Anna Della Subin'nin heyecan verici, meydan okuyan kitabı: Kazara Tanrılar
ensonhaber.com

Anna Della Subin, Kazara Tanrılar'da, insanlara yaşayan tanrılar olarak tapınma pratiği olan tanrılaştırmanın geniş anlatılarını sunuyor ve bunları modern dünyanın yaratılışına bağlıyor. İspanya, Britanya ve Amerika tarafından sömürgeleştirilen bölgelerdeki tanrılaştırma örneklerinden yola çıkan Subin, Avrupalıların sömürgeleştirme ve boyun eğdirmeyi meşrulaştırmak için tanrısallık fikirlerinden modern ırksal hiyerarşi kavramını nasıl geliştirdiklerini gösteriyor.

Devlet yönetiminin bir aracı olarak tanrılaştırma, siyasi hanedanların konumunu sağlamlaştırıyordu ve aynı zamanda, genellikle beklenmedik, trajik şekillerde ölenlere duyulan bir sevgi ve üzüntünün ifadesiydi.

Modern çağ...

Kristof Kolomb’un Yenidünya’ya ayak bastığı ve göksel bir varlık olarak selamlandığı 1492’den bugüne kadar ortaya çıkan “Kazara Tanrılar” modern çağın peşini bırakmadı. Hemen her coğrafyada beliren ve her kıtada tanrılaştırılan, üstelik daima erkek olan insanlardı bunlar. İlginç olansa bu tanrıların her zaman içsavaşlar, imparatorluk fetihleri, devrimler gibi çalkantılı dönemlerde ortaya çıkmasıydı.

Sayfa: 488

Çağımızda din siyaseti

Din tarihçisi Anna Della Subin, beş yüzyılı kapsayan bu aydınlatıcı ve sıra dışı tarih kitabında, modern “din” kavramımızın nasıl icat edildiğine, sözde seküler çağımızda din ve siyasetin neden sürekli birbirine karıştığına, birisini ilahi olarak adlandırma gücünün hem ezenler hem de ezilenler tarafından nasıl kullanıldığı ve istismar edildiğine dair çetrefilli sorulara ışık tutmaya yardımcı oluyor.
Kâşiflerin egemenliklerini meşrulaştırmak için hangi yollara başvurduklarını ve tanrılık hikâyeleriyle ırkçılığı ve dışlama akımlarını nasıl harekete geçirdiklerini aktarıyor.

Başvuru kaynağı

Modern dünyanın yaratılışını şimdiye dek fark edilmeyen bir bakış açısıyla okuyacağınız alışılmadık ve iddialı bir başvuru kaynağı.

Kitaptan...

"Tanrılar, yoktan var olurlar ya da deniz köpüğünün beyaz kanından veya daha büyük bir tanrının kulak kirinden doğabilirler.
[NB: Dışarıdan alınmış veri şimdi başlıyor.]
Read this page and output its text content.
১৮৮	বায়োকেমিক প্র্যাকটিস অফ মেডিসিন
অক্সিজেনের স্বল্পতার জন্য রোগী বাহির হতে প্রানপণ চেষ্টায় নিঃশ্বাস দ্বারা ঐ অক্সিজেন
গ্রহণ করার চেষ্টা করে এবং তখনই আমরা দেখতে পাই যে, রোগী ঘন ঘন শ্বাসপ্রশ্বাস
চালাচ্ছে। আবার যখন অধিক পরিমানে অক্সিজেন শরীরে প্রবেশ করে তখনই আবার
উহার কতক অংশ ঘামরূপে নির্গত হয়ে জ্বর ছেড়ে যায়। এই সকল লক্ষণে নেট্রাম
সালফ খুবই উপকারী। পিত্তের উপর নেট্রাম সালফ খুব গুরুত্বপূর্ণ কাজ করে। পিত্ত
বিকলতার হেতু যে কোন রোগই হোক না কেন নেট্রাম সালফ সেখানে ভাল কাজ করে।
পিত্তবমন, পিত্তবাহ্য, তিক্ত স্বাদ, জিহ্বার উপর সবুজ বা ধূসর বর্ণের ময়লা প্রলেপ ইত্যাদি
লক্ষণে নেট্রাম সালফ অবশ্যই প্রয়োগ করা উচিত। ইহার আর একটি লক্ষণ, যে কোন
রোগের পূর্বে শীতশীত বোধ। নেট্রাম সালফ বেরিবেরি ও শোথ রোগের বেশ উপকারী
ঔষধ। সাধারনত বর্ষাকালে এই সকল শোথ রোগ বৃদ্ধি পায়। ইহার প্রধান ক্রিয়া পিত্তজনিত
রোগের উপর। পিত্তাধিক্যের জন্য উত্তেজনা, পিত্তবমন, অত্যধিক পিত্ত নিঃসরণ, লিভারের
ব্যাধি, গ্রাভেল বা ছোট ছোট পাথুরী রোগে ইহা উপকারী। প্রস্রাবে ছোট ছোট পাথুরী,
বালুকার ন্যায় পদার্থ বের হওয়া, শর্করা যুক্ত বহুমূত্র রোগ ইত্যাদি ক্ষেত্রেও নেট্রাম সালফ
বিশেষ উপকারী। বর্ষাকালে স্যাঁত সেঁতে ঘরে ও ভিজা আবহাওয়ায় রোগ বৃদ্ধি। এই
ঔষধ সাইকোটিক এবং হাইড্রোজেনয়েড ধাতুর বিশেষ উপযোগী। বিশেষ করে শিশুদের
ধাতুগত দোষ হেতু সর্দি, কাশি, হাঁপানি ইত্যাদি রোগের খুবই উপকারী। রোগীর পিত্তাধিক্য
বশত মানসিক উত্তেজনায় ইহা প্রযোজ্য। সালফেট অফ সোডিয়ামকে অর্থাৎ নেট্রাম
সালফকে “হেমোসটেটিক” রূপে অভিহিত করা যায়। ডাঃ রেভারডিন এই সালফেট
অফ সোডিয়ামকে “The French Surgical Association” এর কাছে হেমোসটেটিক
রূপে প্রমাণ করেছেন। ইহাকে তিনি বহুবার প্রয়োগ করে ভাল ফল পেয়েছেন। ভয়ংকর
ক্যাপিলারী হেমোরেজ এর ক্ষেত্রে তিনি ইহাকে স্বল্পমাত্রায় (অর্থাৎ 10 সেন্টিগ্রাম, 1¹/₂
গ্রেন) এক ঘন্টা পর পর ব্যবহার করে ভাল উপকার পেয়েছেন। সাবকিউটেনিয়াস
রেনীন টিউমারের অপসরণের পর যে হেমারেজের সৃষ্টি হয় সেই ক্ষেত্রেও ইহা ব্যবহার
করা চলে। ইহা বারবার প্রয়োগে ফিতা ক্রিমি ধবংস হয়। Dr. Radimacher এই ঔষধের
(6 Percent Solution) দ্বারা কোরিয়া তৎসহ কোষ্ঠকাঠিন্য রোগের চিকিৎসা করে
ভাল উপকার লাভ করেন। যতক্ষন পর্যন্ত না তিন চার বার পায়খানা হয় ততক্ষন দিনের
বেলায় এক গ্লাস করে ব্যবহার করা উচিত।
Ayrıca yemek odası masalarında ve güç gösterileri çok ileri götürüldüğünde doğarlar. İnsanlar kendilerini yanlış zamanda yanlış yerde bulduklarında doğarlar. Tanrılar ani ölümlerde, şiddetli kazalarda yaratılır; bir odun ateşinin dumanı içinde yükselirler veya mezarlarında kendilerine sunulacak puro adaklarını beklerler. Ama tanrılar aynı zamanda hikâye anlatma, tarih yazma, çapraz referans, dipnotlama, tekrarlama yoluyla da yaratılır.”